Quantum Mechanics pendulum problem

[bon]

Homework Statement

The pendulum of a grandfather clock has a period of 1s and makes excursions of 3cm either side of dead centre. Given that the bob weighs 0.2kg, around what value of n would you expect its non negligible quantum amplitudes to cluster?

Homework Equations

The Attempt at a Solution

I think the n here refers to the nth energy eigenvalue so En = (n + 1/2) h/2pi w

How do i work this out? My guess is that I need to work out the energy of a classical harmonic oscillator and equate this to (n+1/2) h/2pi w to get n?

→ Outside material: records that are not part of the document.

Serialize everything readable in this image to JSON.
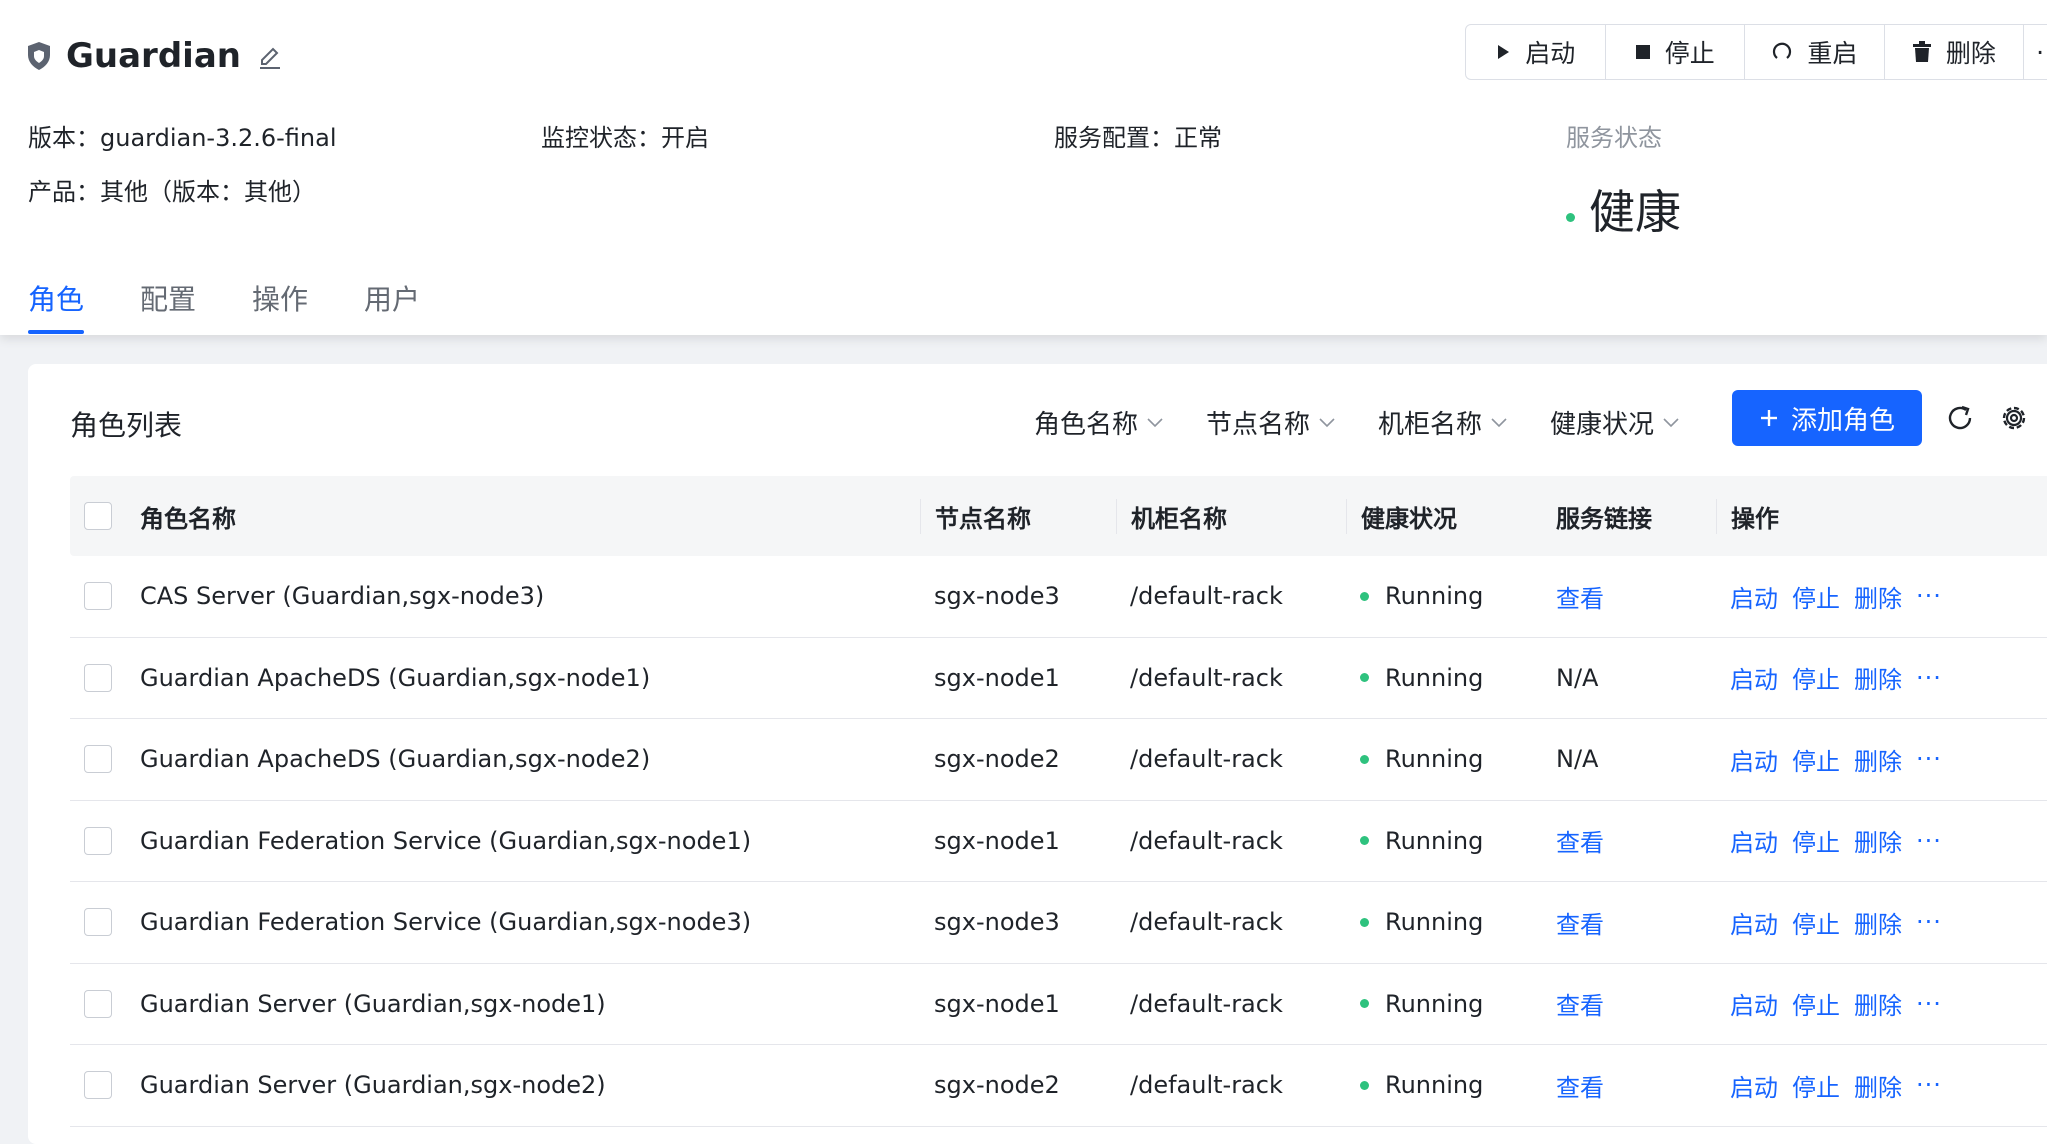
{
  "service": {
    "title": "Guardian",
    "version": "版本：guardian-3.2.6-final",
    "product": "产品：其他（版本：其他）",
    "monitor": "监控状态：开启",
    "config": "服务配置：正常",
    "status_label": "服务状态",
    "status_value": "健康"
  },
  "toolbar": {
    "start": "启动",
    "stop": "停止",
    "restart": "重启",
    "delete": "删除",
    "more": "·"
  },
  "tabs": [
    "角色",
    "配置",
    "操作",
    "用户"
  ],
  "card": {
    "title": "角色列表",
    "filters": [
      "角色名称",
      "节点名称",
      "机柜名称",
      "健康状况"
    ],
    "add_button": "添加角色"
  },
  "table": {
    "headers": {
      "name": "角色名称",
      "node": "节点名称",
      "rack": "机柜名称",
      "health": "健康状况",
      "link": "服务链接",
      "ops": "操作"
    },
    "ops_labels": {
      "start": "启动",
      "stop": "停止",
      "delete": "删除",
      "more": "···"
    },
    "rows": [
      {
        "name": "CAS Server (Guardian,sgx-node3)",
        "node": "sgx-node3",
        "rack": "/default-rack",
        "health": "Running",
        "link": "查看"
      },
      {
        "name": "Guardian ApacheDS (Guardian,sgx-node1)",
        "node": "sgx-node1",
        "rack": "/default-rack",
        "health": "Running",
        "link": "N/A"
      },
      {
        "name": "Guardian ApacheDS (Guardian,sgx-node2)",
        "node": "sgx-node2",
        "rack": "/default-rack",
        "health": "Running",
        "link": "N/A"
      },
      {
        "name": "Guardian Federation Service (Guardian,sgx-node1)",
        "node": "sgx-node1",
        "rack": "/default-rack",
        "health": "Running",
        "link": "查看"
      },
      {
        "name": "Guardian Federation Service (Guardian,sgx-node3)",
        "node": "sgx-node3",
        "rack": "/default-rack",
        "health": "Running",
        "link": "查看"
      },
      {
        "name": "Guardian Server (Guardian,sgx-node1)",
        "node": "sgx-node1",
        "rack": "/default-rack",
        "health": "Running",
        "link": "查看"
      },
      {
        "name": "Guardian Server (Guardian,sgx-node2)",
        "node": "sgx-node2",
        "rack": "/default-rack",
        "health": "Running",
        "link": "查看"
      }
    ]
  },
  "colors": {
    "primary": "#1664ff",
    "healthy": "#2ec27e"
  }
}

So i know w = 2pi ... but how do i work out the energy of the oscillator? At max displacement it will have no KE, only PE..but how do i work out what this is?

Thanks!

 

[graphene]

dude, draw a picture with both the equilibrium and final positions, then find out how high the final position is w.r.t to the equilibrium position.

 

[bon]

dude, draw a picture with both the equilibrium and final positions, then find out how high the final position is w.r.t to the equilibrium position.

thanks..but this is my problem. i don't know how high the final position is wrt initial position... all they say is that it makes excursions of 3cm either side of dead centre...but i don't know what what angle it is at at the extrema, so how can i work out how high it goes?

Thanks

 

[___]

If you have the period, don't you have the length? T = 2pi sqrt(l/g) approximately.
From this you can get the height? I have no knowledge of quantum mechanics so this is just a shot in the dark.

 

[bon]

Thanks, but l in that equation gives you the length of the string. I still don't see how you can get the height..

 

[___]

Thanks, but l in that equation gives you the length of the string. I still don't see how you can get the height..

Again, just a shot in the dark, but by height I'm guessing you mean the height the mass reaches at it's full swing?
You know its 3 cm far, and l long. The height is x= 3 /(tan ( 90 - arctan(3/l))

 

[bon]

ok thanks so i get h = 1.79 x 10^-3m

is this right?

This means E total = mgh = 0.2 * 9.8 * h = 3.5 x 10^-3 J

so now do i set (n+1/2) h/2pi w = 3.5 x 10^-3 ?

This gives n as something ridiculously large (5.29 x 10 ^30). Is this right?

 

[___]

The equation I gave was wrong, sorry man. I have a new relation:

9 - 2Lx + x^2 = 0

which gives

x = L +- sqrt(4L^2 - 36) / 2This comes from considering it's equilibrium and max and getting an isosceles triangle.
You split it into 2 right angle triangles. Use pythagoras to get 3^2 + (L-x)^2 = L^2

 

[bon]

Oh ok - i worked it out myself, using a different method, but i think the answer is the same, right?

Is my final answer correct then (to someone who knows about the quantum side of the question as well...)?

 

[bon]

anyone?

 

[bon]

it just seems the number n is too big... have i interpreted the question correctly?